Compare and contrast, as they say, her brief stroll over the same ground in Fighting All the Way: Jim continued his rearguard action to undermine the Cabinet . . . When he heard of it, Harold threatened dire sanctions against Jim, but they failed to materialise.

And that's it. No mention of Dick Crossman's electrifying intervention, and surprisingly little rancour against the wily Callaghan, who sacked her from the Cabinet when he did eventually replace Wilson. 'There is nothing more tedious than stale resentment,' she explains. Personally, I wouldn't have minded a few teaspoonfuls of resentment, stale or otherwise. Without it, the autobiography of this fiery redhead is often uncharacteristically dull.

The liveliest chapters in the book are those on the young Barbara Betts's early life in Yorkshire. Inspired by a father with a passion for socialism, she wrote her first election address at the age of six: 'Dear citizuns, Vote for me and I will give you houses.' Frank Betts, her father, earned his living as a tax inspector but was also a published poet, praised by Gilbert Murray as 'full of life and power and sympathy and curious erudition penetrated by imaginative brooding'. It would not be a bad description of Mr Betts's daughter, who inherited not only his politics but also his old-fashioned versifying style. She bravely quotes some of her own work, including the fond

quatrain she read at the funeral of her husband, Ted Castle, in 1979:

High love and flaming passion will fall a prey to time,

For the body's joy must temper as the body leaves its prime;

And memory must weaken as we move to stranger strands -

But, oh, I shall remember the kindness of your hands.

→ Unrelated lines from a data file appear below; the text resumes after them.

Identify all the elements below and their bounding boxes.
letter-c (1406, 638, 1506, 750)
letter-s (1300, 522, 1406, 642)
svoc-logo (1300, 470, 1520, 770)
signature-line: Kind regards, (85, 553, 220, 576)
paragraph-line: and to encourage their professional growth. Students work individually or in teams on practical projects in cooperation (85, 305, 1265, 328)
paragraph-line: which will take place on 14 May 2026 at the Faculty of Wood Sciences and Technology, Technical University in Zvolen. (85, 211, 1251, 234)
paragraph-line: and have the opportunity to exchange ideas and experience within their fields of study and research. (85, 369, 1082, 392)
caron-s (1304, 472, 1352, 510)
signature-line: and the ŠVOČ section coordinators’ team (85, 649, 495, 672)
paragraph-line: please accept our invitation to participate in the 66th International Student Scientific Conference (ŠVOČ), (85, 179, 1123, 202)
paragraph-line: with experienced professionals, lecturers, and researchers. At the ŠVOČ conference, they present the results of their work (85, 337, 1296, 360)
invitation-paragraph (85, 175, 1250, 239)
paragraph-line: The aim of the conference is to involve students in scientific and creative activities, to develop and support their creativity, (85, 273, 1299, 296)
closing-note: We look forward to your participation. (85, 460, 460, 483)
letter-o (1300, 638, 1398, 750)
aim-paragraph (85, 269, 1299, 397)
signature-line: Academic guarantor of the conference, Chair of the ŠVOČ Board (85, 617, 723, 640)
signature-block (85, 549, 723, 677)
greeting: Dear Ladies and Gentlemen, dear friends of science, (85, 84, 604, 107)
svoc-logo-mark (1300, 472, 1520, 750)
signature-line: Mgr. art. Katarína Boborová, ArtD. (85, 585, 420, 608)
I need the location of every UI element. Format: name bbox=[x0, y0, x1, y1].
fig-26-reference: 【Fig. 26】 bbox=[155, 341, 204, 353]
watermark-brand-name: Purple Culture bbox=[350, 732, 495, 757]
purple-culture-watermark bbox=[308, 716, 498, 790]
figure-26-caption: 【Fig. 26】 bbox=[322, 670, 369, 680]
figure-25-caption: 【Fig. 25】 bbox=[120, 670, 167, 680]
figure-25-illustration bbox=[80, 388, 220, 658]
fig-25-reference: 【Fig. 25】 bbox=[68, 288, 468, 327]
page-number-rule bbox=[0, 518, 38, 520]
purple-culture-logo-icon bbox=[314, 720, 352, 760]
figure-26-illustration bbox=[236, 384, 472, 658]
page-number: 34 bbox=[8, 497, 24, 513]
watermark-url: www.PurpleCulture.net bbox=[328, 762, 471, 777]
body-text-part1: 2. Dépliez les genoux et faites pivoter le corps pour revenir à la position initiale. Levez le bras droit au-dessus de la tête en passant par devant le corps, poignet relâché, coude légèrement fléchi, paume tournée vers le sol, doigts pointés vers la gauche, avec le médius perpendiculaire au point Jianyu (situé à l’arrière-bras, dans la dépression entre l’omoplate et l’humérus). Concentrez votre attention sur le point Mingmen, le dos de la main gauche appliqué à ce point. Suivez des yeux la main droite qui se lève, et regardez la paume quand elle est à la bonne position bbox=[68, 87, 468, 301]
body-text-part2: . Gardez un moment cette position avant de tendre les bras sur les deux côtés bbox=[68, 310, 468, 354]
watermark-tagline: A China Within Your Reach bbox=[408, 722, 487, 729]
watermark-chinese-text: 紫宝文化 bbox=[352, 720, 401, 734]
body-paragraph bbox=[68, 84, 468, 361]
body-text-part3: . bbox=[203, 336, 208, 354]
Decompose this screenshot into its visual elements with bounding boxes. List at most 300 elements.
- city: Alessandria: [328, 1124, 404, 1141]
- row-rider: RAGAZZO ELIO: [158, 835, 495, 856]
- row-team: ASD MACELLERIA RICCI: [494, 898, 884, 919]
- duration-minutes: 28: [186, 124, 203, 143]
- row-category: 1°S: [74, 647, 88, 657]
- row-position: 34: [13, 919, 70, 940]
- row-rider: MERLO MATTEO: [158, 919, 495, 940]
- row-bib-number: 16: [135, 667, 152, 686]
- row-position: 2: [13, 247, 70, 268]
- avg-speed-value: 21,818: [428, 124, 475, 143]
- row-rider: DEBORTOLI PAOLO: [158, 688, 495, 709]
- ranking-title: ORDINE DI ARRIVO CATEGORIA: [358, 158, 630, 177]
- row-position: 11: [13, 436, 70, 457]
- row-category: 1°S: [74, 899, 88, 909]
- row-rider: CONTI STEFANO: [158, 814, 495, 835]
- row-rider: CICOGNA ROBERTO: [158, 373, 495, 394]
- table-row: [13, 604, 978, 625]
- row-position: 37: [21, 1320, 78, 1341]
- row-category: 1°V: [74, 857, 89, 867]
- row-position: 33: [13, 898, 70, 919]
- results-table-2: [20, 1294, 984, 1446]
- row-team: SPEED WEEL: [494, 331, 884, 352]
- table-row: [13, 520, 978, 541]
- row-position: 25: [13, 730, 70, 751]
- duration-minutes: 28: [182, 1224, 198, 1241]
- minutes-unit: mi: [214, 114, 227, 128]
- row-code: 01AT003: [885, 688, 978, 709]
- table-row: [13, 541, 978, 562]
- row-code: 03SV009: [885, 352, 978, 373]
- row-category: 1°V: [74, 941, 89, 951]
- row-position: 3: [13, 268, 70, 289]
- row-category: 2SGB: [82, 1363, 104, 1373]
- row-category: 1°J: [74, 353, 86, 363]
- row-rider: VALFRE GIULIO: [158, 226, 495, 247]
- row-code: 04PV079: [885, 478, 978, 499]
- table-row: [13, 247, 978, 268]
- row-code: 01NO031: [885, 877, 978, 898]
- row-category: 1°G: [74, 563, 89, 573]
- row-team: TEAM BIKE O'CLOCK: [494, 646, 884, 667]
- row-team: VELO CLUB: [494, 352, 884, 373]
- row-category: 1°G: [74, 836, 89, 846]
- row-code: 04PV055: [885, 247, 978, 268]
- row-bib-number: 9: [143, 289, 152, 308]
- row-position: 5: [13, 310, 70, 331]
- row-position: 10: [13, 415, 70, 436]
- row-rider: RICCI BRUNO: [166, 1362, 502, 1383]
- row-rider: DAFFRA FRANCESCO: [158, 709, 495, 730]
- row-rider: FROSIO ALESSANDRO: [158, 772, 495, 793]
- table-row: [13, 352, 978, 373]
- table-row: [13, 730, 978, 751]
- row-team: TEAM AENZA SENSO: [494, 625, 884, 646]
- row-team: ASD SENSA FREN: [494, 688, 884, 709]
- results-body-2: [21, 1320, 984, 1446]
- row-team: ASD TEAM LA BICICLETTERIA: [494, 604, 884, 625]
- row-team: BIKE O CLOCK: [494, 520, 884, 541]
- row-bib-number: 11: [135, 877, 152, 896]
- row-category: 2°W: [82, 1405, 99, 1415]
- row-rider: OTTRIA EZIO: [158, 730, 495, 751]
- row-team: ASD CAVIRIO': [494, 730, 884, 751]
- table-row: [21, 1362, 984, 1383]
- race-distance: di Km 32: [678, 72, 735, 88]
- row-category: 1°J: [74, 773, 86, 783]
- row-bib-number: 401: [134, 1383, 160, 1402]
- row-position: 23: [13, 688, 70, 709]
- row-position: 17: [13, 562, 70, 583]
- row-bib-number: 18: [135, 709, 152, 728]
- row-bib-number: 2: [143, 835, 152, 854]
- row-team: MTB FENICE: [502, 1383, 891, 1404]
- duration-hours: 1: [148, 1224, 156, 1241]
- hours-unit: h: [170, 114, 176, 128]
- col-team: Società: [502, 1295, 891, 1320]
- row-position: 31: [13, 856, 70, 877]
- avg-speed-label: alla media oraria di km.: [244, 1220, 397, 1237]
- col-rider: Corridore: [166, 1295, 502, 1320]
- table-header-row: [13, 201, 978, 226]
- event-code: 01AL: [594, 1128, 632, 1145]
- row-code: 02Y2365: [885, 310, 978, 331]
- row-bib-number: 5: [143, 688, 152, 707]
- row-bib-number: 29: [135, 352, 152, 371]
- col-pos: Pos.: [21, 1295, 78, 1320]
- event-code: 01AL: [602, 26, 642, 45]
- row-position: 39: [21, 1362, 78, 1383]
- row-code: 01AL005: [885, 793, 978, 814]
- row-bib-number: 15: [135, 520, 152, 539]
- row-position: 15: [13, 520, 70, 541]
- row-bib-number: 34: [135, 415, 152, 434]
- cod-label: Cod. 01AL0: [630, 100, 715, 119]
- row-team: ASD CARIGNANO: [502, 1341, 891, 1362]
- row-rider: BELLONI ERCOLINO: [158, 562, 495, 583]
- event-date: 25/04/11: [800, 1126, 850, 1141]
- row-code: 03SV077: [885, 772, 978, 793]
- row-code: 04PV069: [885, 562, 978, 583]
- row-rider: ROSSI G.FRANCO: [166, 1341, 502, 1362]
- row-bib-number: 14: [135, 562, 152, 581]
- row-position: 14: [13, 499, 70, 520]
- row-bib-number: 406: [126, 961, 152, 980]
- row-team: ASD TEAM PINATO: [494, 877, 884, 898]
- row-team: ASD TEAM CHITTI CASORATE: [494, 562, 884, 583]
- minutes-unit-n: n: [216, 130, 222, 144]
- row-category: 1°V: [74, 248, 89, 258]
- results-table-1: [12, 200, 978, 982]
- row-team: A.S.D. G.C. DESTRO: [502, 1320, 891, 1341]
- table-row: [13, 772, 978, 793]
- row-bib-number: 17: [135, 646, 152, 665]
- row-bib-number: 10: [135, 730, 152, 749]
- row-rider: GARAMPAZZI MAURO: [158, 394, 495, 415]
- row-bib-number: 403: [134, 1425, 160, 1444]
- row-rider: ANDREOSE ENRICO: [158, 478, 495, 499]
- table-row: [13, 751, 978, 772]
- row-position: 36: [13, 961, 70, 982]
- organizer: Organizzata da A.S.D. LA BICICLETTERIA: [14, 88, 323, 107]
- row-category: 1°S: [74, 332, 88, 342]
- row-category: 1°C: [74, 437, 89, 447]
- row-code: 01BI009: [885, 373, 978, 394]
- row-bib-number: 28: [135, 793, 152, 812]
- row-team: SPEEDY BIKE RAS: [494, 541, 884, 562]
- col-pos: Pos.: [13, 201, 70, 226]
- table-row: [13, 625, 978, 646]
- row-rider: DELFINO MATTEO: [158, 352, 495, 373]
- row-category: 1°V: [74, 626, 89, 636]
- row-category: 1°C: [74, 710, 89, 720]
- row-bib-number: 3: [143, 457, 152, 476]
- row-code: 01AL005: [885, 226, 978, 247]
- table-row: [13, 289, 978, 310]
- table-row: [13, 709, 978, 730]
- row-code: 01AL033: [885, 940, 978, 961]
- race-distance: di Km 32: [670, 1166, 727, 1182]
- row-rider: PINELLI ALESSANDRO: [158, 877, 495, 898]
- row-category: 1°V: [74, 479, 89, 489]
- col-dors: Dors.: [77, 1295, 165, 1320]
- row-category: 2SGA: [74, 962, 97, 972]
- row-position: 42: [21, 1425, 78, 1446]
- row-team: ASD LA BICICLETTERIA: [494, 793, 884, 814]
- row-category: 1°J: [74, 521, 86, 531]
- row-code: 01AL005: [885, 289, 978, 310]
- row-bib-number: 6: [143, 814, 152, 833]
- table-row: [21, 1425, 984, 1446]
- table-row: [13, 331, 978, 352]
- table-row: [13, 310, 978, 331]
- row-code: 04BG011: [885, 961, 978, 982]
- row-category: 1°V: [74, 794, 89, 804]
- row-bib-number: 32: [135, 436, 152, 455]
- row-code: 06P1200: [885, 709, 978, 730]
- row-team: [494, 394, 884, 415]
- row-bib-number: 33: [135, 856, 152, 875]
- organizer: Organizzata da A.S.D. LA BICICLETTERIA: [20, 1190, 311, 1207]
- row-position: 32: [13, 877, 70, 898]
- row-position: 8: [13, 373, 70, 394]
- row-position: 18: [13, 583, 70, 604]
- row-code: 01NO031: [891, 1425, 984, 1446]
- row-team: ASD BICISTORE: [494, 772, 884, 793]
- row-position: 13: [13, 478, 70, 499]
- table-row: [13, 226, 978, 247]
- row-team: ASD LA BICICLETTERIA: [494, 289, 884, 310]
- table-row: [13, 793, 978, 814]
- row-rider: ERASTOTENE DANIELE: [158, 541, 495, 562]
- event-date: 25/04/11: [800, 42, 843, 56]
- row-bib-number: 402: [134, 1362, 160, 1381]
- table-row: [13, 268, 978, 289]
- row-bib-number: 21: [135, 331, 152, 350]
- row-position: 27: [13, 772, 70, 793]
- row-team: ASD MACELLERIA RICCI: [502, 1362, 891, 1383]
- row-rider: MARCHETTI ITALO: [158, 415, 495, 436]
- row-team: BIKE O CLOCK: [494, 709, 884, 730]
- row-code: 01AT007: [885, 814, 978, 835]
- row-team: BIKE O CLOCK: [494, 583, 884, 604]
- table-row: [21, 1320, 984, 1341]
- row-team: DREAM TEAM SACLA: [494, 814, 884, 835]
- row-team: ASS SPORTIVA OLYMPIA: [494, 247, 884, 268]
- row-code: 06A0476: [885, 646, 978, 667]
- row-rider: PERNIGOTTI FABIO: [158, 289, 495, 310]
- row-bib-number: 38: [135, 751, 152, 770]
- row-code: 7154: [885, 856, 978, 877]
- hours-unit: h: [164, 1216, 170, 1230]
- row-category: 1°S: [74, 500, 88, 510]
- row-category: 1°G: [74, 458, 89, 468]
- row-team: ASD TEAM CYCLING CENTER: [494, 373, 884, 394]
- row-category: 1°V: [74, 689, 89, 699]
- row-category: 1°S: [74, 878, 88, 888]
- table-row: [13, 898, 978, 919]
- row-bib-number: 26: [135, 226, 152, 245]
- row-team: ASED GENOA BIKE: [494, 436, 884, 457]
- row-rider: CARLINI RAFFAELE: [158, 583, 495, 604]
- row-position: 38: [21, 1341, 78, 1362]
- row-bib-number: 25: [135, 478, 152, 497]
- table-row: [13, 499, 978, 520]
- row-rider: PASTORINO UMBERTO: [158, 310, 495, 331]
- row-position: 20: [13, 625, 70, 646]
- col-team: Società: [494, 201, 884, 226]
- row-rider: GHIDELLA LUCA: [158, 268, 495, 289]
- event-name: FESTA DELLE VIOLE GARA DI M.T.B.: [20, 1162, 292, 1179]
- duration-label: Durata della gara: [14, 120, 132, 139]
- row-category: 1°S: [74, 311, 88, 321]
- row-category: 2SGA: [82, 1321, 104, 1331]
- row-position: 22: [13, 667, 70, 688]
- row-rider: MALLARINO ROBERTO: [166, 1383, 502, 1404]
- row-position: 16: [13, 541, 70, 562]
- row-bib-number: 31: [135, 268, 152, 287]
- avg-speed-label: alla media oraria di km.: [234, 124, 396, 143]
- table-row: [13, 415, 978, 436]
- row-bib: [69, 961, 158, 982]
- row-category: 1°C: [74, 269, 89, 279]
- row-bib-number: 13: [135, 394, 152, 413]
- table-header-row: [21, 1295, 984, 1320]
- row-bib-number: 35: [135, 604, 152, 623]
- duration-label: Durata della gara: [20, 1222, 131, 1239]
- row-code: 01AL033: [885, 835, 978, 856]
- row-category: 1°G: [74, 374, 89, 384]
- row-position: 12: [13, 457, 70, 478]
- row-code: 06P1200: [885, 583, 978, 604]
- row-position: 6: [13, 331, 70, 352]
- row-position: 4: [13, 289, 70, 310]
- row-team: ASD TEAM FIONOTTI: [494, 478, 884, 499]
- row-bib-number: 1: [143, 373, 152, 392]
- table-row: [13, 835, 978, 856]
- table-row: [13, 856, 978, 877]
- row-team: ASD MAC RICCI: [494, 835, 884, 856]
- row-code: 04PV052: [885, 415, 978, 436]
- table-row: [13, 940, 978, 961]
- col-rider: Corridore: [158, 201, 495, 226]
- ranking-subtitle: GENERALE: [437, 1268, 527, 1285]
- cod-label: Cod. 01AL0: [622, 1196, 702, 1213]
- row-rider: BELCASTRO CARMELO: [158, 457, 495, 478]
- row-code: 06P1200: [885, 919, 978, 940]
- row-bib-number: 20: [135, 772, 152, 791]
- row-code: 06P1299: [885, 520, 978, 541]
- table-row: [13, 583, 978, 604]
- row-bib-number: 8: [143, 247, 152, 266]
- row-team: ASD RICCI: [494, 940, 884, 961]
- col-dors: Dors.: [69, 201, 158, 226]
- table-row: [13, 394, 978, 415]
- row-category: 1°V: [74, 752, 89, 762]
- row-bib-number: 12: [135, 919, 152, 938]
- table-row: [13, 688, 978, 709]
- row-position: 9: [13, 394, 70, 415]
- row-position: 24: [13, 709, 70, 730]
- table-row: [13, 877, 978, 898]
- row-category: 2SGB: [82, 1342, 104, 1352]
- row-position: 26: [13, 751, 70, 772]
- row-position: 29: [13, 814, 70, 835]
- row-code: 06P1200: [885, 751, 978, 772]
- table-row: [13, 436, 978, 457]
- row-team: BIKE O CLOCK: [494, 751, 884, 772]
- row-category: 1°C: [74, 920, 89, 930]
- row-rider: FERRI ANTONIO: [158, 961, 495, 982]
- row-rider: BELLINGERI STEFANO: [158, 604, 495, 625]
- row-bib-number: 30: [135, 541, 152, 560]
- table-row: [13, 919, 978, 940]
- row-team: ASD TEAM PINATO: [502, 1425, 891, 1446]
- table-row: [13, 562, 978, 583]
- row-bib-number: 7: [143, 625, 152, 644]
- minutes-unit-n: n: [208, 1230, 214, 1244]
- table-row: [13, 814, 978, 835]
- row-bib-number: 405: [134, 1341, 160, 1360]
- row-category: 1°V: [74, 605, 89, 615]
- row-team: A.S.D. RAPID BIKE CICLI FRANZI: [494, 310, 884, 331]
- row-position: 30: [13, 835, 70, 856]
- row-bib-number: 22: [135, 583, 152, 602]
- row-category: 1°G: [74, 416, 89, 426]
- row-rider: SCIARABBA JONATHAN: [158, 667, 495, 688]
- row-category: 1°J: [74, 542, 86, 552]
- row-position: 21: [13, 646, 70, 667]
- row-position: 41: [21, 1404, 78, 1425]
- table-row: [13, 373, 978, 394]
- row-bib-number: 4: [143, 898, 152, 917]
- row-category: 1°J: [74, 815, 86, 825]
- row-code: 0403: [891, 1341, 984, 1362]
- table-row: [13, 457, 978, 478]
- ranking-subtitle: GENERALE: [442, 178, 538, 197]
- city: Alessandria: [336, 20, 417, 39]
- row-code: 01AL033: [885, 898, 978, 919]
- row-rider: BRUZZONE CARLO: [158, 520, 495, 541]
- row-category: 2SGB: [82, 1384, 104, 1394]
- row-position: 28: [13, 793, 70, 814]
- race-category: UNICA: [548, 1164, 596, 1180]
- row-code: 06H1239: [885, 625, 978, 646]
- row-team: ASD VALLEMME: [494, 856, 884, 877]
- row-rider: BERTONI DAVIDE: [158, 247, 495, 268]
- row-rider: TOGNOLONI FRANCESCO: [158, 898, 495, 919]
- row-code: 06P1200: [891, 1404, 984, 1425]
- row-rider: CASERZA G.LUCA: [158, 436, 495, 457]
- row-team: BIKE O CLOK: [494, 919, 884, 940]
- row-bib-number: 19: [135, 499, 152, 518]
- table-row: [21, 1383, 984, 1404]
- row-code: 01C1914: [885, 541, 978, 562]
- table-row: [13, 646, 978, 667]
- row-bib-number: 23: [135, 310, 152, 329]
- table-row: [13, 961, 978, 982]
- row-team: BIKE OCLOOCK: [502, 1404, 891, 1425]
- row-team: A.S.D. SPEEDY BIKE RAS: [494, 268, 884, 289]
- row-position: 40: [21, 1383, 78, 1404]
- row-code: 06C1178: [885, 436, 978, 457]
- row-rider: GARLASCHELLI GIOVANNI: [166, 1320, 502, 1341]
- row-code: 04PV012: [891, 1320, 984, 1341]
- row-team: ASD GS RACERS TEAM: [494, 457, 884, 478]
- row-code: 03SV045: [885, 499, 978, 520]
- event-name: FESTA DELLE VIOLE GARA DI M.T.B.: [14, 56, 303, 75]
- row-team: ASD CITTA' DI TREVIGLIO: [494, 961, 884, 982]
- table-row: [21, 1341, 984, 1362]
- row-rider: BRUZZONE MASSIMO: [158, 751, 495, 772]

I could have done with more of these intimate touches - and, indeed, with more about Ted. In The Castle Diaries he was a constant presence, soothing and encouraging (it was he who dreamt up the title In Place of Strife, mischievously echoing Nye Bevan's In Place of Fear); here, he is mostly invisible. Only on page 514, by which time we have reached 1979, does she get round to mentioning that he was made a life peer five years earlier.

The feisty Ted was obviously an ideal partner for Barbara. When a right-wing heckler at a public meeting yelled 'Traitor]', Ted leapt across several rows of seats, grabbing him by the collar and shouting: 'No one calls my wife a traitor]' Barbara Castle's own combativeness, to which the title of her book draws attention, is undeniable: but she has not been fighting all the way. On being selected as the prospective parliamentary candidate for Blackburn in 1944, she was told by the local agent: 'In Blackburn we don't like career women who use their maiden names. When you go out of here you will be Mrs Barbara Castle.' She obeyed without hesitation. Later, worried that she was losing the support of Catholic voters in Blackburn, she won it back 'by supporting government help for Catholic schools. It worked like magic but I knew I had sacrificed one of my principles since I did not approve of denominational schools.'

Still, these timid moments were pretty rare. In the Fifties she was an energetic internationalist, launching a one-woman campaign for Cypriot independence and exposing the brutality of the colonial police in Kenya; as a Member of the European Parliament 30 years later, she biffed away at the Common Agricultural Policy with undiminished vigour. Unlike Jim Callaghan - who, in her unimprovable assessment, 'just strung along with whatever he believed to be inescapable' - she was a creature of passion and determination.

In this she resembles the woman who became Britain's first female Prime Minister. 'She had,' Castle writes admiringly of Margaret Thatcher, 'that combination men fear most: a brain as good as most of theirs plus a mastery of the arts of femininity.' Barbara Castle had that, too, and much else. If only she, rather than the wretched James Callaghan, had succeeded Harold Wilson in 1976, the result of the 1979 election might have been quite different.